Checking for Missing Values
You might have a dataset that contains null or non-numeric values. You can check for such values using the HasNaN and IsNaN methods of a series object:
aCol := dataFrame.Col("display_size")
var hasNull = aCol.HasNaN()
var isNotNumber = aCol.IsNaN()
HasNan checks if a column contains null elements. IsNaN returns a slice of booleans representing whether each value in the column is a number.
Descriptive statistical analysis helps you understand the distribution of numerical columns. Using the Describe method, you can generate a descriptive statistical analysis of your dataset:
description := dataFrame.Describe()
fmt.Println(description)
The Describe method returns metrics like the mean, standard deviation, and maximum values of columns in a dataset. It summarizes these in a tabular format.
You can also be specific and focus on columns and metrics by selecting a particular column, then querying for the metric you want. You should first fetch the series representing a specific column, then use its methods like so:
aCol := dataFrame.Col("display_size")
var mean = aCol.Mean()
var median = aCol.Median()
var minimum = aCol.Min()
var standardDeviation = aCol.StdDev()
var maximum = aCol.Max()
var quantiles25 = aCol.Quantile(25.0)
These methods mirror the results from the descriptive statistical analysis that Describe performs.

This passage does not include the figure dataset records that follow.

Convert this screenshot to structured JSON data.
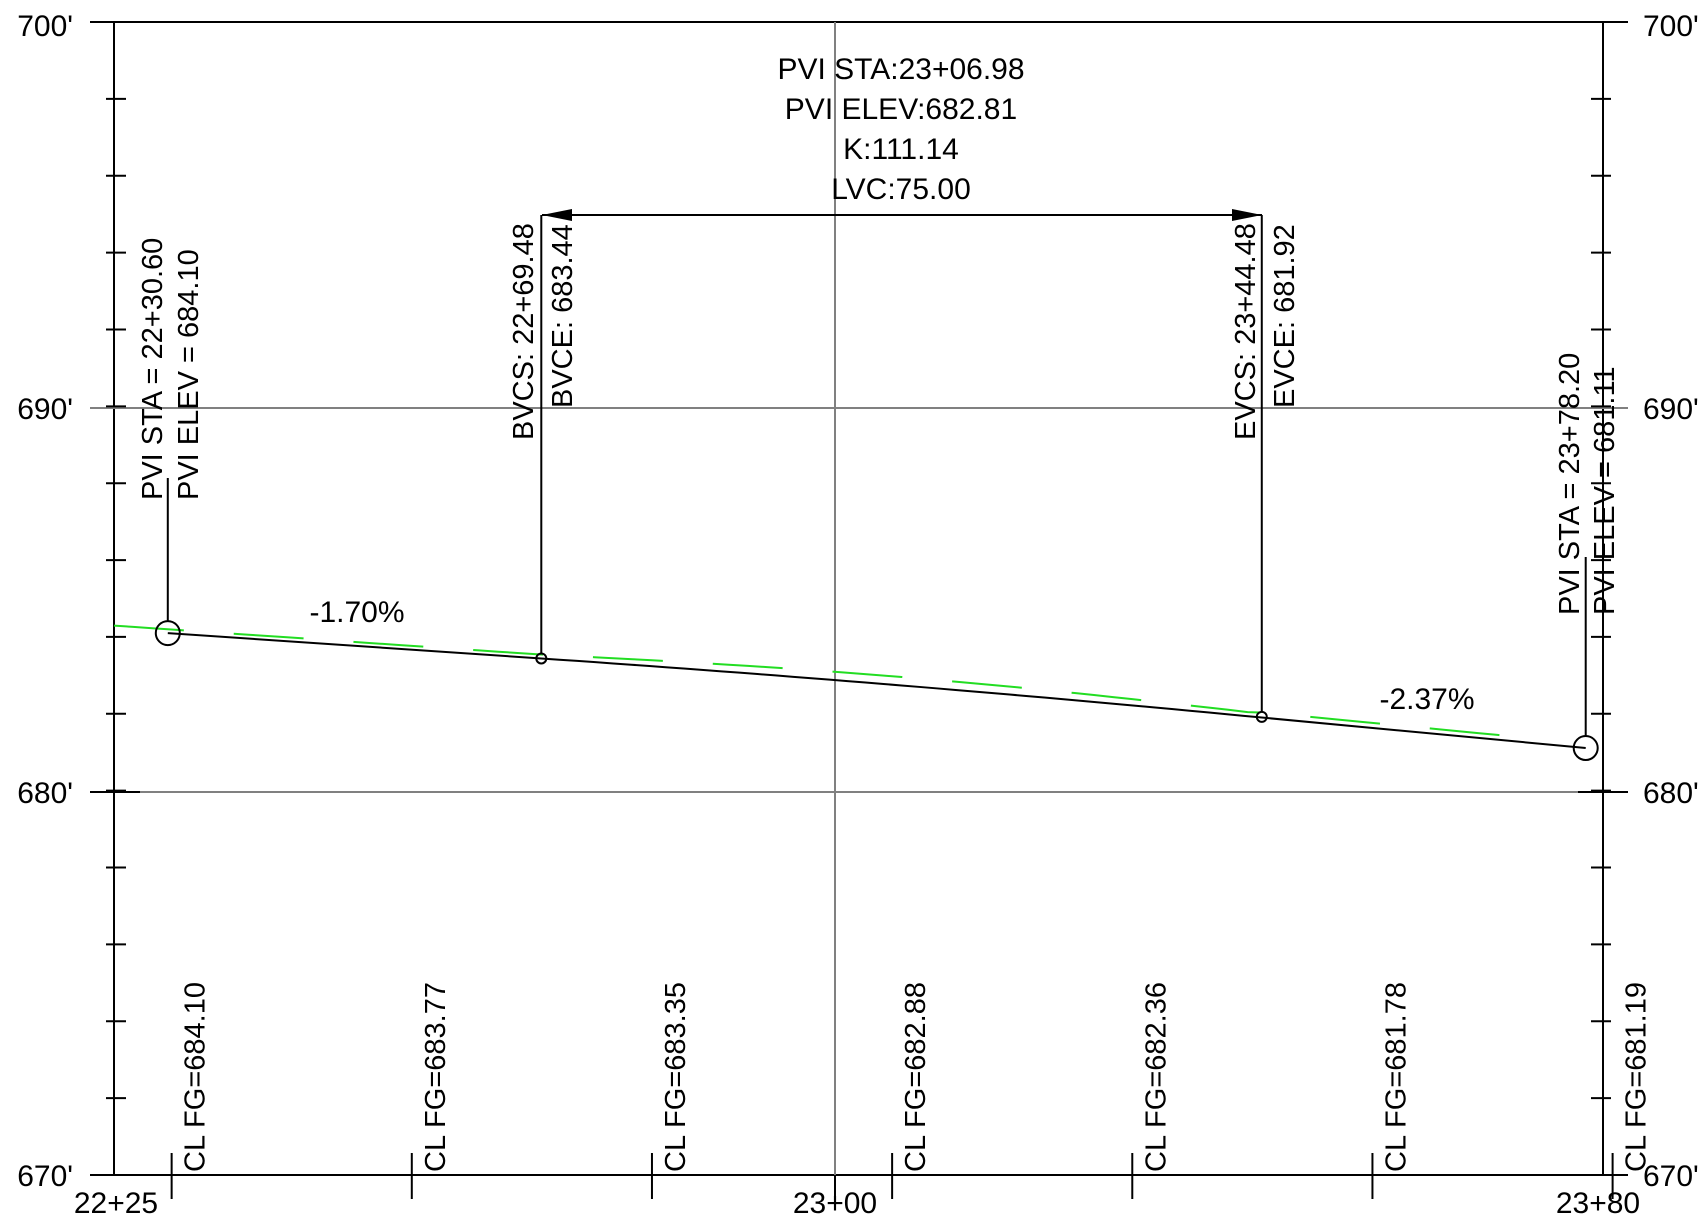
{
  "profile": {
    "y_axis": {
      "min": 670,
      "max": 700,
      "labels": [
        {
          "elev": 700,
          "text": "700'"
        },
        {
          "elev": 690,
          "text": "690'"
        },
        {
          "elev": 680,
          "text": "680'"
        },
        {
          "elev": 670,
          "text": "670'"
        }
      ]
    },
    "x_axis": {
      "start_station": 2225,
      "end_station": 2380,
      "labels": [
        {
          "station": 2225,
          "text": "22+25"
        },
        {
          "station": 2300,
          "text": "23+00"
        },
        {
          "station": 2380,
          "text": "23+80"
        }
      ]
    },
    "curve_info": {
      "pvi_sta": "PVI STA:23+06.98",
      "pvi_elev": "PVI ELEV:682.81",
      "k": "K:111.14",
      "lvc": "LVC:75.00"
    },
    "bvc": {
      "station": 2269.48,
      "elev": 683.44,
      "sta_label": "BVCS: 22+69.48",
      "elev_label": "BVCE: 683.44"
    },
    "evc": {
      "station": 2344.48,
      "elev": 681.92,
      "sta_label": "EVCS: 23+44.48",
      "elev_label": "EVCE: 681.92"
    },
    "pvi_start": {
      "station": 2230.6,
      "elev": 684.1,
      "sta_label": "PVI STA = 22+30.60",
      "elev_label": "PVI ELEV =  684.10"
    },
    "pvi_end": {
      "station": 2378.2,
      "elev": 681.11,
      "sta_label": "PVI STA = 23+78.20",
      "elev_label": "PVI ELEV =  681.11"
    },
    "grades": {
      "left": "-1.70%",
      "right": "-2.37%"
    },
    "fg_labels": [
      {
        "station": 2231,
        "text": "CL FG=684.10"
      },
      {
        "station": 2256,
        "text": "CL FG=683.77"
      },
      {
        "station": 2281,
        "text": "CL FG=683.35"
      },
      {
        "station": 2306,
        "text": "CL FG=682.88"
      },
      {
        "station": 2331,
        "text": "CL FG=682.36"
      },
      {
        "station": 2356,
        "text": "CL FG=681.78"
      },
      {
        "station": 2381,
        "text": "CL FG=681.19"
      }
    ],
    "colors": {
      "lines": "#000000",
      "grid": "#808080",
      "existing_ground": "#22dd22"
    }
  }
}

Fetching the Elements in a Column
One of the final tasks you’ll want to perform is to check the values in a column for a general overview. You can use the Records method to view the values of a column.
aCol := dataFrame.Col("brand")
fmt.Println(aCol.Records())
This method returns a slice of strings containing the values in your selected column:
Exporting a Gota Dataframe to a File
If you choose to go further and use the Gota package for full data analysis, you’ll need to save data in files. You can use the WriteCSV and WriteJSON methods of dataframe to export files. The methods take in a file that you’ll create using the os package’s Create method.
Here’s how you can export a dataframe using the Gota package.
dataFrame := dataframe.ReadCSV(file)
outputFile, err := os.Create("output.csv")
if err != nil {
log.Fatal(err)
}
err = dataFrame.WriteCSV(outputFile)
if err != nil {
log.Fatalln("There was an error writing the dataframe contents to the file")
}
The dataFrame variable is a representation of the dataframe. When you use the Create method of the os package, it creates a new, empty file with the specified name and returns the file. The WriteCSV method takes in the file instance and returns an error or nil if there’s no error.
Exploratory Data Analysis Is Important
An understanding of data and datasets is essential for data analysts and machine learning specialists. It is a critical operation in their work cycle, and exploratory data analysis is one of the techniques they use to achieve that.
There’s more to the Gota package. You can use it for various data wrangling functions in the same way that you’d use the Python Pandas library for data analysis. However, Gota doesn’t support quite as much functionality as Pandas.